There is approximately a 30% chance of developing MS following an episode of transverse myelitis
Note the clinical presentation of this patient.
Severe thoracic pain, bouts of optic neuritis, acute paraparesis with urinary retention.
There are some important clues to the diagnosis, even before the positive test for aquaporin-4.
This includes a spinal MRI lesion at least 3 vertebral body segments long, neutrophils in the CSF, and a normal brain MRI (distinguishes it from MS)
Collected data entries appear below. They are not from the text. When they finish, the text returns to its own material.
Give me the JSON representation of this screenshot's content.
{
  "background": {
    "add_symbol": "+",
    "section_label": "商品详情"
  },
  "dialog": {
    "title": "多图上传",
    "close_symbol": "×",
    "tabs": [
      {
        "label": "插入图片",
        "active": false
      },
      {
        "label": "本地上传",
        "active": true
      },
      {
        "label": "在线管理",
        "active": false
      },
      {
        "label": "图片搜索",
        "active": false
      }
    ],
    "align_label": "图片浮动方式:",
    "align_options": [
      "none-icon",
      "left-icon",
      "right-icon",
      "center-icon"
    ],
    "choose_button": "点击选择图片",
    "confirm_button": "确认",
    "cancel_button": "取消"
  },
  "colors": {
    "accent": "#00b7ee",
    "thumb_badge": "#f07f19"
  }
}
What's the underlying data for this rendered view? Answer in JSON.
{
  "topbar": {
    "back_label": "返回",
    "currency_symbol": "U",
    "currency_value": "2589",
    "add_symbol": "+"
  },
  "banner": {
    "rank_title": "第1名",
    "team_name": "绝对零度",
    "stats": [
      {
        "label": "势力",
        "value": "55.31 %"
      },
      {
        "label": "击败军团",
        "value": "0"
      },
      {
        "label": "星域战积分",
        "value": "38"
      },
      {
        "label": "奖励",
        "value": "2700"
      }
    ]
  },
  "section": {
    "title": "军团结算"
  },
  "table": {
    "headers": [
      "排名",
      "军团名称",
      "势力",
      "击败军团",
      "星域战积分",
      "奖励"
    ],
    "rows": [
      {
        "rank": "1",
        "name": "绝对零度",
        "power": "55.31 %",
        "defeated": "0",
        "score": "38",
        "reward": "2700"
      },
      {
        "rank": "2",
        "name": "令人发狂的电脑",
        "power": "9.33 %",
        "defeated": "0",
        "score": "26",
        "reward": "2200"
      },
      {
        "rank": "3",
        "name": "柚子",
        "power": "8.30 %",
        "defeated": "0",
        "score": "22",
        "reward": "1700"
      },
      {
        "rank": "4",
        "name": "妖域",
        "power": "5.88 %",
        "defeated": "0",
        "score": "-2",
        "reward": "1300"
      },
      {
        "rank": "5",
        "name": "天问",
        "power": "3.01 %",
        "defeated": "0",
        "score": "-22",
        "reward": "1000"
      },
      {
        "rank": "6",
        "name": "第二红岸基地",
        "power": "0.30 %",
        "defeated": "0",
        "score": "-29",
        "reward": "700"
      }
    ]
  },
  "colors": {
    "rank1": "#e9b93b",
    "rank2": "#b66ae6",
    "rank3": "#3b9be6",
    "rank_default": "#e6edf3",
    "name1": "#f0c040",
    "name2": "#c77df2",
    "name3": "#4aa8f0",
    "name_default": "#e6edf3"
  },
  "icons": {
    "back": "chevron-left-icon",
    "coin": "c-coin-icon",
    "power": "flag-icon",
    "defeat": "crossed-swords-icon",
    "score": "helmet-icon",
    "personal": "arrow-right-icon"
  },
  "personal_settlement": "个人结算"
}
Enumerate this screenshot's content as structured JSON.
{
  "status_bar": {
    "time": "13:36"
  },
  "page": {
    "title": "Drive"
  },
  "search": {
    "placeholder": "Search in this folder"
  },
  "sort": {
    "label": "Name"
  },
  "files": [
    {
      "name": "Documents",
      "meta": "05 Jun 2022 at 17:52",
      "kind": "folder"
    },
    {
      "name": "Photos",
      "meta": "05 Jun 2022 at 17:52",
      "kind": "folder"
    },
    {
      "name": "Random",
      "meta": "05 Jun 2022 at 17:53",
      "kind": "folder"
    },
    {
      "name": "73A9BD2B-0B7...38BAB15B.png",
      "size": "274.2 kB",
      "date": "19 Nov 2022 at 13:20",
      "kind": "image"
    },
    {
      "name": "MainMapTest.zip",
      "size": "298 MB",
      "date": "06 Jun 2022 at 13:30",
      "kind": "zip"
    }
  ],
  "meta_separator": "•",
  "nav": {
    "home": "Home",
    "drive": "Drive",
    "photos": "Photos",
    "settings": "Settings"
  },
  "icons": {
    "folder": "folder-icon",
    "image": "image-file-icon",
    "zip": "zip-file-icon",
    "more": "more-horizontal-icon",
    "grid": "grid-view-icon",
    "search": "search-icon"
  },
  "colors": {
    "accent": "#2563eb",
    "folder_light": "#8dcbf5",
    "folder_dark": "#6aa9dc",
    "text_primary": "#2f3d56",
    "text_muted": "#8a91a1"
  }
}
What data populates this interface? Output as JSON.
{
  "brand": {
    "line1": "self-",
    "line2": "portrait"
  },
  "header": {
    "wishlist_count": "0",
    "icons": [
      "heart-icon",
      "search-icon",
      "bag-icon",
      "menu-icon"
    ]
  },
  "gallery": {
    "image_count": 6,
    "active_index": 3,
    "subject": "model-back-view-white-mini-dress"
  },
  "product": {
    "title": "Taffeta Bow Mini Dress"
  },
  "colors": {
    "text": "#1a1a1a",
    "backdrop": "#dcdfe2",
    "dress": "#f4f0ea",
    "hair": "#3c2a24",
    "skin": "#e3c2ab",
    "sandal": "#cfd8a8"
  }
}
IT can be even more severe, encompassing almost the entire spinal cord! (as shown by the arrow on the LEFT in sagittal view. The arrow on the right shows involvement of almost the entire thoracic spinal cord in the transverse plane.
Pathology,….eosinophils, neutrophils, hyalinized vessels distinguishes NMO from MS Pathology
Distinguishing factors: brain MRI, 3 VB segments, PMNs, OCBs more common in MS (no time to form in NMO)
Note differences, contiguous (NMO) vs. segmental (MS)
Review of INO.
The lesion is on the side of the ADDUCTION deficit.